MoMA

MoMA’S DIGITAL ART VAULT

April 14, 2015  |  Conservation, Media Conservation
MoMA’s Digital Art Vault
MoMA's data center. Photo: Ben Fino-Radin

MoMA’s data center. Photo: Ben Fino-Radin

Recently on Inside/Out, we heard from Assistant Media Conservator Peter Oleksik about MoMA’s efforts to preserve and digitize its collection of analog video art, amassed over the course of four decades. The heroic undertaking of digitizing over 4,000 videotapes was absolutely critical for preservation and access purposes. However, when we digitize analog videotape, we have just begun a new chapter in the artwork’s life, one that is rife with grave challenges and risks that are unique to digital materials. In another recent post, we learned from Media Conservator Kate Lewis that it is increasingly common for time-based media artworks to be delivered to the Museum in digital form, due to evolving tools and artistic practices. Today I’ll describe how MoMA has faced head-on the significant challenges in digital preservation by designing a state-of-the-art digital vault for these collections. In order to distill some rather technical and complex ideas that inform this effort, I’ll break this digital art vault down into three parts: the packager, the warehouse, and the indexer.

img1

The packager addresses the most fundamental challenge in digital preservation: all digital files are encoded.
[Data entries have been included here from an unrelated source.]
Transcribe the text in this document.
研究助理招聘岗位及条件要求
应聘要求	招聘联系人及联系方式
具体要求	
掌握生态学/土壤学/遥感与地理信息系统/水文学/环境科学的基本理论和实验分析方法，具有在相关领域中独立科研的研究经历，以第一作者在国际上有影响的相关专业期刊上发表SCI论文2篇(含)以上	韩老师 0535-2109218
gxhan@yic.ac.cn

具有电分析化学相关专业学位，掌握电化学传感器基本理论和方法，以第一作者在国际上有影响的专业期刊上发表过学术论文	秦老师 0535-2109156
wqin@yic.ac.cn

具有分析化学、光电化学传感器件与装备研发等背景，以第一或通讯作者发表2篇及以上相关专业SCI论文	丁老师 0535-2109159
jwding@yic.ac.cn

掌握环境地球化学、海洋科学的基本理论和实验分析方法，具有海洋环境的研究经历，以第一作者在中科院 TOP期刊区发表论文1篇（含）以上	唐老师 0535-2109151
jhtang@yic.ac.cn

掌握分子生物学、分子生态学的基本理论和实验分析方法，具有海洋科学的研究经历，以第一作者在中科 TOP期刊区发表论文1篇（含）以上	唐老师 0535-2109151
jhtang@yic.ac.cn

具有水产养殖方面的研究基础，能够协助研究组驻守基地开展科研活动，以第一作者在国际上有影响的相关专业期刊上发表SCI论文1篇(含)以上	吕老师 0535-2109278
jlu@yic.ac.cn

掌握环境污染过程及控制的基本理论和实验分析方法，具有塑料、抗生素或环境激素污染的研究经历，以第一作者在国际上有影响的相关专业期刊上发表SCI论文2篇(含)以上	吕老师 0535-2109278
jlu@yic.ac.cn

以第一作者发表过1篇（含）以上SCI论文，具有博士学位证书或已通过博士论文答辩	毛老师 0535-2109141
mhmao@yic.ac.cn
They require special tools in order to be understood as anything more than a pile of bits and bytes. Just as a VHS tape is useless without a VCR, a digital video file is useless without some kind of software that understands how to interpret and play it, or tell you something about its contents. At least with a VHS tape you can hold it in your hand and say, “Hey, this looks like a VHS tape and it probably has an analog video signal recorded on it.” But there is essentially nothing about a QuickTime .MOV file that says, “Hello, I am a video file! You should use this sort of software to view me.” We rely on specially designed software—be it an operating system or something more specialized—to tell us these things. The problem is that these tools may not always be around, or may not always understand all formats the way they do today. This means that even if we manage to keep a perfect copy of a video file for 100 years, no one may be able to understand that it’s a video file, let alone what to do with it. To avoid this scenario, the “packager”—free, open-source software called Archivematica—analyzes all digital collections materials as they arrive, and records the results in an obsolescence-proof text format that is packaged and stored with the materials themselves. We call this an “archival information package.”

img2

In addition to the issue of how to ensure that our successors will understand what a given stream of bits is supposed to represent, we have also the problem of authenticity. How can we prove in 100 years that a given digital object in the collection has not become corrupt, and has not been maliciously modified, since the moment it entered the collection? It would be of course impossible to periodically manually inspect millions of digital files. To address this issue, the packager passes each and every digital object through a cryptographic algorithm called a “checksum.” The checksum value for one digital file is essentially a sequence of a few hundred letters and numbers. This provides us with the ability to come back to an archival package in the future, run the digital files through the same cryptographic process, and check to make sure that we wind up with the same values that were originally recorded. So in summary, these archival packages contain not just MoMA’s digital collections, but the information that we will need in the future in order to understand what the materials are and to confirm their authenticity. These archival packages are then sent off to what we call the “warehouse”—a digital storage system maintained by the infrastructure division of MoMA’s IT department.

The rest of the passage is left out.